As one of many, many grandchildren and great-grandchildren, I didn’t get a lot of alone time with my Grandpa, but he bought me my first watch. I remember going to K-mart with him. He was all dressed up in his bolo tie, and his church going hat, and his fancy cane, the one with the carvings and colors, and we went to the jewelry counter and I picked out a watch with a red leather strap. At one point my grandfather was sick and he came to stay at our house in Canon City for two months. I have always been an early morning person and so was he. We’d both be up by five. He’d usually sit on the couch with his rosary, or maybe out by the birdbath in the yard and I’d get the morning paper and sit at the dining room table with my yogurt and Ann Landers and the comic strips. We didn’t talk much, but we didn’t need to. We had our morning rituals, but enjoyed each other’s company. It was one of those mornings, that I saw my grandfather’s tattoo in it’s entirety. On his forearm, he had Jesus on the crucifix. My grandpa was a modest man and always had on long sleeved, button up shirts. I’d seen glimpses of the tattoo, if his sleeves were rolled up, and the tattoo fascinated me. One morning, he was rolling up his sleeve at the table, and I asked him if I could see the tattoo. He pushed up his sleeve to his elbow and held out his arm. I knew that faith meant a lot to my Grandpa and that tattoo symbolized his beliefs. It made an impression on me. Grandpa was the real reason I got my first tattoo. I chose an iris, also a symbol of hope and faith.

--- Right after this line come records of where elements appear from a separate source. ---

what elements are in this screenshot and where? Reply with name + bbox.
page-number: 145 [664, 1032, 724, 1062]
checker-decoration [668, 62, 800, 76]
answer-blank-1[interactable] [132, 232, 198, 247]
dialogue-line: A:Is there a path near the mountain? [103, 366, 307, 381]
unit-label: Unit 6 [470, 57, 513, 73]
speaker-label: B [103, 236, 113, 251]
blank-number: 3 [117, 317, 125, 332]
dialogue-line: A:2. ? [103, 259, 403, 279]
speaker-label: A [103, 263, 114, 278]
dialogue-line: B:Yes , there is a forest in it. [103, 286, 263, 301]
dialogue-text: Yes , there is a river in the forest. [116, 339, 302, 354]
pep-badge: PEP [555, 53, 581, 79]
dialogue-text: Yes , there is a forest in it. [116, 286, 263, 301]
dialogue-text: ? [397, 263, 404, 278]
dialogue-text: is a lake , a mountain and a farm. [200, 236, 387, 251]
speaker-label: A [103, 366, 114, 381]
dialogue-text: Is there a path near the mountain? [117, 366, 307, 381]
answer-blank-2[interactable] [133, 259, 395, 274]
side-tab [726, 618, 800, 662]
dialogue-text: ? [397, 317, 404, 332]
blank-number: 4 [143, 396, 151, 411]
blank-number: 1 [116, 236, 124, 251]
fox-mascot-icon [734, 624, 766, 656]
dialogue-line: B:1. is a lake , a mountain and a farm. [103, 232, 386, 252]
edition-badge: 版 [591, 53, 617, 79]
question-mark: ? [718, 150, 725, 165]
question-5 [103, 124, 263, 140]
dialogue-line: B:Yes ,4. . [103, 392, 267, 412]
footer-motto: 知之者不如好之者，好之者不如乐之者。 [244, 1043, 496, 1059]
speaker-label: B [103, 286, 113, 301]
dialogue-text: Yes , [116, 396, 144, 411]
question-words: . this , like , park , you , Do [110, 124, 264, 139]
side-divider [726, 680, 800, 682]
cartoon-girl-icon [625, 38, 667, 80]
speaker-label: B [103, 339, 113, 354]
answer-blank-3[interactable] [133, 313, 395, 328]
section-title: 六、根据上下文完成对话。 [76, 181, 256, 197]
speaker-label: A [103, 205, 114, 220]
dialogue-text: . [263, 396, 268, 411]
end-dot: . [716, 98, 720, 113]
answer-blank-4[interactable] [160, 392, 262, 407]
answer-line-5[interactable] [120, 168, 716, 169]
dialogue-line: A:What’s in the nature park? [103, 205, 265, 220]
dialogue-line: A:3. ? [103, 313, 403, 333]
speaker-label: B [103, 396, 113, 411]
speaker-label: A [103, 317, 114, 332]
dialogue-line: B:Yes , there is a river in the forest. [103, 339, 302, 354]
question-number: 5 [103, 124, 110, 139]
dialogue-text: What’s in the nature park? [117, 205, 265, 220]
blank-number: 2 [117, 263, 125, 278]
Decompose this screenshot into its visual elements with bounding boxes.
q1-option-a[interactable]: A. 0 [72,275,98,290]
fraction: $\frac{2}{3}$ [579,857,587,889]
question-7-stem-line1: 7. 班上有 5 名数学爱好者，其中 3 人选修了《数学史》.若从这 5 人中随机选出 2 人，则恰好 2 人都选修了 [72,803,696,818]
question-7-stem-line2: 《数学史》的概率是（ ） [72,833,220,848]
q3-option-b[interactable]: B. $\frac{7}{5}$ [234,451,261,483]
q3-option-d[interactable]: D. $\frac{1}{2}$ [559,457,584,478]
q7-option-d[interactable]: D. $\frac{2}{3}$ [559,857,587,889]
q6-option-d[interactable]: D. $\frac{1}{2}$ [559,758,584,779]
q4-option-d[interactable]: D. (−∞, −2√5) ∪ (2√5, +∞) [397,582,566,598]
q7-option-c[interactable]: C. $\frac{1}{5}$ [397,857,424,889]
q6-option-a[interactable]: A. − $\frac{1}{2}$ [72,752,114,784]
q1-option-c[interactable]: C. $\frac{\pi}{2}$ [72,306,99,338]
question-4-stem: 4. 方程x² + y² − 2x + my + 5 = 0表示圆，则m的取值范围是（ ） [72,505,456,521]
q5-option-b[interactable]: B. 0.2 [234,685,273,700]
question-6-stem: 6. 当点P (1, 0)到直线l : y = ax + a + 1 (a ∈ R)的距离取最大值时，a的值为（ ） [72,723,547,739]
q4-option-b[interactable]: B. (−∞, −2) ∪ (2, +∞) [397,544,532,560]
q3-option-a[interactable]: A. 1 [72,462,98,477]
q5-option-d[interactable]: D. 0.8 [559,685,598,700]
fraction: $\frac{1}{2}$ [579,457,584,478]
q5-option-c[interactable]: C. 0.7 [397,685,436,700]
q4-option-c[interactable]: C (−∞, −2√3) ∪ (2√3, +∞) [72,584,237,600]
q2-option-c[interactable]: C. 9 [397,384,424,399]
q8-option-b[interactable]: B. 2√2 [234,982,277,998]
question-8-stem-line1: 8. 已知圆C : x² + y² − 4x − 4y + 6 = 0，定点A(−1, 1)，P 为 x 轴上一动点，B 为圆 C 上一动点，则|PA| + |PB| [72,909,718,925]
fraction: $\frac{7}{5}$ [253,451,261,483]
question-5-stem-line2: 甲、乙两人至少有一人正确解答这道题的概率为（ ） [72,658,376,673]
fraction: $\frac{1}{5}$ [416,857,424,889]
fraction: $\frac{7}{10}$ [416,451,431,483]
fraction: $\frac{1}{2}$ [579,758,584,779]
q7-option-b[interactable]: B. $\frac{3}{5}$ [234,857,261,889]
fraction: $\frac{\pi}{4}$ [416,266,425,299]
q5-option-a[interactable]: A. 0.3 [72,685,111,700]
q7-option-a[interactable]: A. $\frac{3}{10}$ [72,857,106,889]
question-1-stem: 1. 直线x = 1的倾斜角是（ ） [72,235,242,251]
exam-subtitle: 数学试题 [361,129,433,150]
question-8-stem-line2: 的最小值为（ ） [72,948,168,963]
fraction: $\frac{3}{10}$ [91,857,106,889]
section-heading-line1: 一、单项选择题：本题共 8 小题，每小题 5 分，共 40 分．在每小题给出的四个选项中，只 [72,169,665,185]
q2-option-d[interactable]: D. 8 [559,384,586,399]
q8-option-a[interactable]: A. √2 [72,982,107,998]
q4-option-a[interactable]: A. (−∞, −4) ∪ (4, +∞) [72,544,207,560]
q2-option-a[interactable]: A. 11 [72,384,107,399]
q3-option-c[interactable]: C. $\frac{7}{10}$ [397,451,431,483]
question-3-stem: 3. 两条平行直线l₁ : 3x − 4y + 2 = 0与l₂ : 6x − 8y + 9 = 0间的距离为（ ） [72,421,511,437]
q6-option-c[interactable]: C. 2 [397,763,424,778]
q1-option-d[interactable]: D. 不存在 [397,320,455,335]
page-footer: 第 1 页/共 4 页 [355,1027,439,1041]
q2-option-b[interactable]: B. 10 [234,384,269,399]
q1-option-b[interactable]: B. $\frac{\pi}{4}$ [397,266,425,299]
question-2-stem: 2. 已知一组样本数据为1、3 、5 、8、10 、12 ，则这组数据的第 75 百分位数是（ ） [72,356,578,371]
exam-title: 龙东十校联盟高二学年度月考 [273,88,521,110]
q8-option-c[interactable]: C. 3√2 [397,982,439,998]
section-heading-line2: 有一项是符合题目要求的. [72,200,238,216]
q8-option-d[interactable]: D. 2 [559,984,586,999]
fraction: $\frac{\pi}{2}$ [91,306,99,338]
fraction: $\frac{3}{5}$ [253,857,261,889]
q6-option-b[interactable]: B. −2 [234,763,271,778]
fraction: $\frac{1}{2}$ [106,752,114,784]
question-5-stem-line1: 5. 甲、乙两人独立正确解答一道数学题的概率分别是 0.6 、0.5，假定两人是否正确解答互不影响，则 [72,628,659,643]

I am happy that the photograph of my grandpa generated so many memories for others. Those weekends in Antonito shaped my life. I learned about love and laughter and the power of stories around my grandpa’s crowded dining room table. It’s no secret that I’m adopted, but growing up it never mattered. My grandpa, my aunts and uncles, my cousins never treated me as anything but theirs. My family is my family. Everyday, I give thanks that I’m one of the Taylors.